At Sami's party, to my horror, there seemed to be more ties around me than there was food. And there was food everywhere.

The first thing I knew after having gotten us there was that this was not just a place that Sami had bought about a week ago — it couldn't be! The place was as clean as it could be, partially furnished, and decorated in such a way as you'd decorate your home when you expect to accommodate some Minister as a guest...or the Queen.

Not that the people that surrounded us now didn't look like important people.

I had already expected that Sami's acquaintances, if any of them lived here, would be business big shots. But I had scarcely visualised myself being in this sort of upmarket gathering.

I had never felt more out of place.

Most of the crowd comprised men in suits, and a few women sporting elegant dresses and tight hairdos. There was alcohol, flirting and dancing.

It looked like their sophisticated half-smiles were bought from designer boutiques. The soft, hushed way in which they spoke, the unconcerned glances they threw around every few seconds, their slow and graceful movements all seemed to be screaming, I have a whole lot of money, and I take pleasure in letting it show.

Not even the music fit my accord.

We stood there awkwardly. I was way too conscious about my ordinary trousers and shirt to think of much else. Sami did not notice our presence for a little while after we'd reached. But then he did, and he hardly left us alone after that. Like most of our meetings, he talked to Zaeb and avoided addressing me directly for the most part, which did not upset me much at all.

While the extravagant food did not agree with me, Zaeb seemed to really fancy it. My mind drifted back to Mishal and Mustafa often, but I didn't imagine that was the case for her. She trusted Arij a whole lot.

At some point, the people started to leave. I didn't wonder why until I realised that there were just a few people left - us, Fahad, the hired servers, and Sami himself. That was when I considered the idea that the dinner was just for a select few people of many.

We talked of irrelevant things for the most part. He asked why we didn't bring the kids, and Zaeb laughed, saying they'd trouble us here.

It was a lie. The truth was, as I made out from the look she gave me immediately after, that she had a hunch that there wouldn't be any children here.

"So," Fahad started. "Have you reconsidered interiors yet, or should I begin praising your work again?"

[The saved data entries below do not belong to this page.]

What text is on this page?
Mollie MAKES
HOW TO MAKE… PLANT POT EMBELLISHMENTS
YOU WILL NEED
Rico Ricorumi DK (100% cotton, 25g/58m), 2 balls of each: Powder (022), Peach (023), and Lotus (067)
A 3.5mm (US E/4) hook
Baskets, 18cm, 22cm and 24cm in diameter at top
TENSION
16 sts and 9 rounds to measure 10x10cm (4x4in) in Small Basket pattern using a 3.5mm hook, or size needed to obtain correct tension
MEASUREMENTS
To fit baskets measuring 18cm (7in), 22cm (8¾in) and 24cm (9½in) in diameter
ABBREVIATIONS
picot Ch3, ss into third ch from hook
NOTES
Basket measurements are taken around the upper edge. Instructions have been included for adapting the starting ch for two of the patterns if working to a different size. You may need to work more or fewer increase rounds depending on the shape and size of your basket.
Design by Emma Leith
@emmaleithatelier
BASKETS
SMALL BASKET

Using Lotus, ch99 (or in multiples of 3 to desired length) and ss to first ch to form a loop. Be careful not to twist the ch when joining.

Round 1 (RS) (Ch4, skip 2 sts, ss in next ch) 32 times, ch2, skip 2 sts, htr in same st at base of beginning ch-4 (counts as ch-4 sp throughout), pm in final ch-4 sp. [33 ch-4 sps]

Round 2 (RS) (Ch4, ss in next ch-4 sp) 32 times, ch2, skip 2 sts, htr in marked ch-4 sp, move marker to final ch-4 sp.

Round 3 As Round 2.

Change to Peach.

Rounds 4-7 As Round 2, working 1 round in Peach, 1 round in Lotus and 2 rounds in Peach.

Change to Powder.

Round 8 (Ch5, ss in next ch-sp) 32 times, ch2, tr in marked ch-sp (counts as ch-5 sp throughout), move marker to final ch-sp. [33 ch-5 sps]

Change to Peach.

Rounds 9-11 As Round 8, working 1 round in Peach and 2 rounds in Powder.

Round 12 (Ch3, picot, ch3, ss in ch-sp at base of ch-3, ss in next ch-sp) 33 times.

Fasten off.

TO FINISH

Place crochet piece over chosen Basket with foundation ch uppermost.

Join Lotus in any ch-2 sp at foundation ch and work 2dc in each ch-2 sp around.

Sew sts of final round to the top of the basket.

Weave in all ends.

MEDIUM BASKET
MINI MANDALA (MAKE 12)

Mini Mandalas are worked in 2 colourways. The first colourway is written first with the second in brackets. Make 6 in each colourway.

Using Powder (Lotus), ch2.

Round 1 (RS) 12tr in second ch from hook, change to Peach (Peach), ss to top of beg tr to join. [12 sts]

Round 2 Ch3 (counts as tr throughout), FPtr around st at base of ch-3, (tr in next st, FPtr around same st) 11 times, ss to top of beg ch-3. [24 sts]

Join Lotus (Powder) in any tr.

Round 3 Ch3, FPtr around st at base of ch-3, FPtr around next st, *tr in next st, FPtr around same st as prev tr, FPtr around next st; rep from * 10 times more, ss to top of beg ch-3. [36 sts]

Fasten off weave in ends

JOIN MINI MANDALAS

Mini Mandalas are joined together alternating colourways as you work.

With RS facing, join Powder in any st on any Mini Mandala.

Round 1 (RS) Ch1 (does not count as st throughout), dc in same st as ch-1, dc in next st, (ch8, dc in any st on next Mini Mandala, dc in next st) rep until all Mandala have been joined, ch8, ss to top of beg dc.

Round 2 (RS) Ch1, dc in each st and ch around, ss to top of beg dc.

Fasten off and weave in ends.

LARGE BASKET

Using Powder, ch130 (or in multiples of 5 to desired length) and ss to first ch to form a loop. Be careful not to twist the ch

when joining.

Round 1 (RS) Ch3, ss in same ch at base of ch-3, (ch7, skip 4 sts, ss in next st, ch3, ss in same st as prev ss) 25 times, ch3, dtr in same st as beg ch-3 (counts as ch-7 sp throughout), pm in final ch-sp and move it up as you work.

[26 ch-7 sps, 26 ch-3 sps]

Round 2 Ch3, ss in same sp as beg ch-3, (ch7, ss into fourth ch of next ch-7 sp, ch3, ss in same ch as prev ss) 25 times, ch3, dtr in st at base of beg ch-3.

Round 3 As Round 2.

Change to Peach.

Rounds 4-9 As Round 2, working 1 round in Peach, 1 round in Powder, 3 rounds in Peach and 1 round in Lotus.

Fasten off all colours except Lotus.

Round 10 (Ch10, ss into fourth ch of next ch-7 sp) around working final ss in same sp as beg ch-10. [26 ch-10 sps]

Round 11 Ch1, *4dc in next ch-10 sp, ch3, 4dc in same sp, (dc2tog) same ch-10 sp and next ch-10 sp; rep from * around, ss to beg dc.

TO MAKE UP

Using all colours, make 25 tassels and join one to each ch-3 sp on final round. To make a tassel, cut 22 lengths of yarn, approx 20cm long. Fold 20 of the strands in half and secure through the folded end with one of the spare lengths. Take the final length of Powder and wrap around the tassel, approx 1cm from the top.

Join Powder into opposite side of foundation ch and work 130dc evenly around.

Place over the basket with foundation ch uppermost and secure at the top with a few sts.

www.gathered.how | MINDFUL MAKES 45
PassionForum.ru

He let out a short laugh, but no one joined him. Zaeb only smiled.

"Seriously, Nadir," he turned to me. "You've got to make her understand! She has such an obvious flair for it."

"As a matter of fact, I did think about it," Zaeb said immediately, because she knew I was not going to reply. "I do admit I miss the kick of it. Like right now, I'm itching to see this whole place, the never-ending possibilities of its rawness, it is just..."

Sami laughed. "And do you have any expert opinions I could access for free? Because I don't have much clue about interiors, not to mention how I'd love to use my friend's talent!"

Friend, I thought as she stood up. A better thing to call her would be sister.

As I saw mutely, the three of them walked up and down the length of the area and considered the spots for the furniture apart from the sofa set that was already there.

Sami laughed when Zaeb handspanned the width of the door. She measured a wall here, a corridor there, judged the windows. He scarcely left her side as she hopped about estimating the kind of wallpaper that would go with the sofa, the size of his work desk, where the coffee table would look best.

I looked on, quietly. There was a strange feeling in my stomach. Something did not feel right, but I couldn't tell what it was.

It took me several long minutes to figure out that it was the way that he was looking at Zaeb that I wasn't able to digest.